On both sides, she said, there can be a lot of finger-pointing in which one side accuses the other of insensitivity to the challenge each is facing. Bringing these two entities together enforces that often they are doing the same job — trying to de-escalate a situation when a person with a mental illness has reached a crisis state.
Broome said that in training sessions in other parts of the state, law enforcement didn’t know that the local mental health provider had a Mobile Crisis Response Team, like Life Help’s, that’s on call 24 hours a day to assist in just this kind of situation.
The important thing, she said, is to get the conversation going, understanding the encounter from the point of view of both sides — ensuring both public safety and the safety of the individual in crisis. It also involves understanding that there are some situations you can’t de-escalate, Broome said.
Greenwood Police Chief Ray Moore is sending eight of his officers to the training, including every shift captain.
“They’re the main ones on the street that encounter these people immediately,” Moore said.
Also attending will be Sgt. Terrance Craft, whose job it will be to pass knowledge gained from the training on to officers who can’t attend.
“Often we come upon people who are off their medication and are already in an agitated state,” Moore said. “It’s important to know how to get them some help.
“We don’t want to get out there and hurt anybody. If somebody’s got an idea where somebody knows how to manage a situation and get some help, that’s always better.”
Greenwood police are already working with Life Help to coordinate skills and services, according to Moore and Phaedre Cole, Life Help’s executive director.

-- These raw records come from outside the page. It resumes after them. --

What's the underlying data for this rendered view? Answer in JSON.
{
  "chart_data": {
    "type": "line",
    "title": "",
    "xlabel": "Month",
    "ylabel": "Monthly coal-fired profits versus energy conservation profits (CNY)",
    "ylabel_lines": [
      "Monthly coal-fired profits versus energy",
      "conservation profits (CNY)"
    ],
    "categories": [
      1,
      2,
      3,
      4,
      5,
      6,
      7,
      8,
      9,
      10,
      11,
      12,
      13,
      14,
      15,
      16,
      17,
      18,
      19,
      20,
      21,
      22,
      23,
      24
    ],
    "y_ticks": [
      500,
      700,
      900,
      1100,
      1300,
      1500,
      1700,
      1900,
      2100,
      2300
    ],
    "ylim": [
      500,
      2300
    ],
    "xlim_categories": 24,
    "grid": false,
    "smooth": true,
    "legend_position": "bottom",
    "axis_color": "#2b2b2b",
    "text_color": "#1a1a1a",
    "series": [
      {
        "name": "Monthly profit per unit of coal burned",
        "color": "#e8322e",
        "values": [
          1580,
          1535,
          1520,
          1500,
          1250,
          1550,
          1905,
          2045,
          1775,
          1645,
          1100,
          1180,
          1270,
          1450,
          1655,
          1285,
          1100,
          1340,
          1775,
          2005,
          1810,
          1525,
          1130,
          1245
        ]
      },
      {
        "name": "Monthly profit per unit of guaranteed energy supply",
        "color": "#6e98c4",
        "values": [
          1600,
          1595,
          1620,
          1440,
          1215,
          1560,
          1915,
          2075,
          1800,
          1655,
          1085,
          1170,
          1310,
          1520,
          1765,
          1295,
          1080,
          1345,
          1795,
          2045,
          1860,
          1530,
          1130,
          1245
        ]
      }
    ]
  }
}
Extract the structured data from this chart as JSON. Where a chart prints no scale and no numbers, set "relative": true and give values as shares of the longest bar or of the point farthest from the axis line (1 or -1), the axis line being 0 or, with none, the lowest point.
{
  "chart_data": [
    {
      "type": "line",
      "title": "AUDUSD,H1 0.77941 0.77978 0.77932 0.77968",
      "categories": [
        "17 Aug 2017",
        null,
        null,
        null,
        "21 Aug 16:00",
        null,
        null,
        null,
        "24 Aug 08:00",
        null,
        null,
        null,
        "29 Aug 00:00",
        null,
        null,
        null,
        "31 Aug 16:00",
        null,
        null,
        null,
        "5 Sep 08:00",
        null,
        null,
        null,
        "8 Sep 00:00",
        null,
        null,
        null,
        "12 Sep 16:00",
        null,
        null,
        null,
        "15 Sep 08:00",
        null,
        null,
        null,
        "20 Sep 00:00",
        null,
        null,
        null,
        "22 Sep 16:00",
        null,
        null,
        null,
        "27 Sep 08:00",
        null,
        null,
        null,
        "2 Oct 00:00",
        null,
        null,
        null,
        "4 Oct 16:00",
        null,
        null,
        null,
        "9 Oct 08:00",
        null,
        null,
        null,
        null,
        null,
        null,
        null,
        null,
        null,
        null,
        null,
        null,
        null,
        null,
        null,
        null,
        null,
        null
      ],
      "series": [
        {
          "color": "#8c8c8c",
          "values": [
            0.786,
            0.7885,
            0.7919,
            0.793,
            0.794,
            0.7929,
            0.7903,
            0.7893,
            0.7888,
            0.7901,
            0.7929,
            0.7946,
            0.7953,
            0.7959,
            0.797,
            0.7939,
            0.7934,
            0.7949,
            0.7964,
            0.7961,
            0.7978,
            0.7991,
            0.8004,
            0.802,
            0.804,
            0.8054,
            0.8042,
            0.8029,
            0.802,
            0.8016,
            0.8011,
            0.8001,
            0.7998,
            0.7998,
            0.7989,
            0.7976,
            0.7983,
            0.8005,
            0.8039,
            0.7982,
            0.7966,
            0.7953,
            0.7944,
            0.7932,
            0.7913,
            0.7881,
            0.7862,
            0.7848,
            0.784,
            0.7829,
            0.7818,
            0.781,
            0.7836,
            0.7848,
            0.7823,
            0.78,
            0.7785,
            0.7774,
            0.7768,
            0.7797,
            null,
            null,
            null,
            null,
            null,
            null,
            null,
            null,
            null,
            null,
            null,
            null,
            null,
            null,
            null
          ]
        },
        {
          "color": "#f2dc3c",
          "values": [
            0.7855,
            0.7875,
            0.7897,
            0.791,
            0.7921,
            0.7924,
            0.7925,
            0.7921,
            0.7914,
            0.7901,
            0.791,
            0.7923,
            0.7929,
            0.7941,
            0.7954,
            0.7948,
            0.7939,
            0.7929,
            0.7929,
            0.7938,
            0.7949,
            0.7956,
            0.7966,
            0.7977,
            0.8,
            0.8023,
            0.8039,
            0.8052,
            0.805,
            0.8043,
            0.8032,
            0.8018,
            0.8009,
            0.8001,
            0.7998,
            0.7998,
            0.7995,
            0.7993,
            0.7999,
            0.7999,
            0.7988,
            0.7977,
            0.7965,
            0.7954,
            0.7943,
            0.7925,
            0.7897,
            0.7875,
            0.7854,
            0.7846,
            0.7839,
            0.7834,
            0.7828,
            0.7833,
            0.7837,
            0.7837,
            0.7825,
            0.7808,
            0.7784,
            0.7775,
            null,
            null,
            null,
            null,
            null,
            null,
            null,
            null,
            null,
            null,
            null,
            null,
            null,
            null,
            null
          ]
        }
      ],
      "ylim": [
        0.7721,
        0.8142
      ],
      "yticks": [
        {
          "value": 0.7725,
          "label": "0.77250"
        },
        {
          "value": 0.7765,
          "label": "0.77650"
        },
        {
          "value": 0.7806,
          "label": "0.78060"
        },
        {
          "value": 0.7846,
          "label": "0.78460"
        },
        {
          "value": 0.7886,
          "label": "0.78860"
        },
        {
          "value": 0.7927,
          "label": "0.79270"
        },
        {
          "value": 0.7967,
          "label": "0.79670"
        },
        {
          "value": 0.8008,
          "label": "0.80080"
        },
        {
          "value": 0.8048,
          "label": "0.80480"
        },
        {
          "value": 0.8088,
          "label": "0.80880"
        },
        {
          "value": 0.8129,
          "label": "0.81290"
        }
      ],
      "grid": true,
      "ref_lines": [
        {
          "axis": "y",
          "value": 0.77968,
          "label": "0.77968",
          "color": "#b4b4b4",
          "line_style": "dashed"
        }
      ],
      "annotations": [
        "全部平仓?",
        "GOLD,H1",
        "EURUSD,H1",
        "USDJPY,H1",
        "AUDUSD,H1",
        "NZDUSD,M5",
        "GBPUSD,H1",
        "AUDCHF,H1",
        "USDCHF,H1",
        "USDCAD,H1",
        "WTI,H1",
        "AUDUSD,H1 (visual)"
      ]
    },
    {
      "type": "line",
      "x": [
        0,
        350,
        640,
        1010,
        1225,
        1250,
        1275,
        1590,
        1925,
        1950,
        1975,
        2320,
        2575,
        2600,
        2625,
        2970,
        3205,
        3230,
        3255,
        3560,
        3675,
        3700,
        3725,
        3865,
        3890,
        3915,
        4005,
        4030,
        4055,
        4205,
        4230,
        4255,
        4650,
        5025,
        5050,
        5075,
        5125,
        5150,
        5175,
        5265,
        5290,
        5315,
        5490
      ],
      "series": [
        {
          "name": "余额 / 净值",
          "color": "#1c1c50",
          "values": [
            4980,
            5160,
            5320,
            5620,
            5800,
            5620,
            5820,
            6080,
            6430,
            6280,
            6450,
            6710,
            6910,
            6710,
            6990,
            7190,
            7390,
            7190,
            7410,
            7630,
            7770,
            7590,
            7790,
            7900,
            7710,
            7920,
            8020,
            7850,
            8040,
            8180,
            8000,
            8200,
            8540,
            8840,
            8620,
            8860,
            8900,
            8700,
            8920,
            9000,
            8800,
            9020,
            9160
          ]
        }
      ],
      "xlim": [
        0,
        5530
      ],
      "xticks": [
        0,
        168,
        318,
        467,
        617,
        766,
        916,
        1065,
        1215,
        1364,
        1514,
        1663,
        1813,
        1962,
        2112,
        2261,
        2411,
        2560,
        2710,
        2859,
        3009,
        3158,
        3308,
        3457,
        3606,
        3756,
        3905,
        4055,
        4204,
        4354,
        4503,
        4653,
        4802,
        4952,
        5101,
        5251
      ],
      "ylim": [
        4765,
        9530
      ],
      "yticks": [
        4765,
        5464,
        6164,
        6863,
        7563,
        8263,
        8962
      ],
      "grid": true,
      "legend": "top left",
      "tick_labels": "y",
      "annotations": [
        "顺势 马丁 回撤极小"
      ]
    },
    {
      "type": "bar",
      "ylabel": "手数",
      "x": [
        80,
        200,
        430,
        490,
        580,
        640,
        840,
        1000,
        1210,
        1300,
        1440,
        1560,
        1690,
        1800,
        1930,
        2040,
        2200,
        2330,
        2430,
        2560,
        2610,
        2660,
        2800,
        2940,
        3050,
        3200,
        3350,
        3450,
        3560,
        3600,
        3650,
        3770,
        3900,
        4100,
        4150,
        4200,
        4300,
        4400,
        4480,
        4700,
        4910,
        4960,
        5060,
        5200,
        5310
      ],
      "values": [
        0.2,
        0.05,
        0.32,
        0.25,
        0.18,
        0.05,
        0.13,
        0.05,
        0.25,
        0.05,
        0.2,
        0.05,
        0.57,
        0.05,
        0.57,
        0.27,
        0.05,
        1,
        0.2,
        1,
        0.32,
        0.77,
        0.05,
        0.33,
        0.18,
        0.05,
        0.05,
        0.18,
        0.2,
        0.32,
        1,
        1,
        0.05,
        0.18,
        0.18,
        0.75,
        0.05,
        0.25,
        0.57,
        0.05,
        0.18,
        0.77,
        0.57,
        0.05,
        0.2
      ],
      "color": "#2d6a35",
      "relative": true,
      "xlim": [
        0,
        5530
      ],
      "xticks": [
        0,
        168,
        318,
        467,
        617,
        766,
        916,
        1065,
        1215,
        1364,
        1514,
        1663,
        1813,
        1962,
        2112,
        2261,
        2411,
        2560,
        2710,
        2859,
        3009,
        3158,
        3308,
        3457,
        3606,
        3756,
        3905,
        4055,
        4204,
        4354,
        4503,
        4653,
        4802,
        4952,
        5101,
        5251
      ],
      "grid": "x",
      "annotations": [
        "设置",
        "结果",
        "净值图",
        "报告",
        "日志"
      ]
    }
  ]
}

“We work with them and the Leflore County Sheriff’s Department, trying to make sure they call us when we’re needed,” Cole said.
Sheriff Ricky Banks said he is sending two men to the training, “and they’ll come back and teach us what’s new.”
Banks said his office runs into tough encounters with mentally ill people in crisis fairly often. “Life Help has said they wanted to work closely with us, and we’re glad they’re helping.”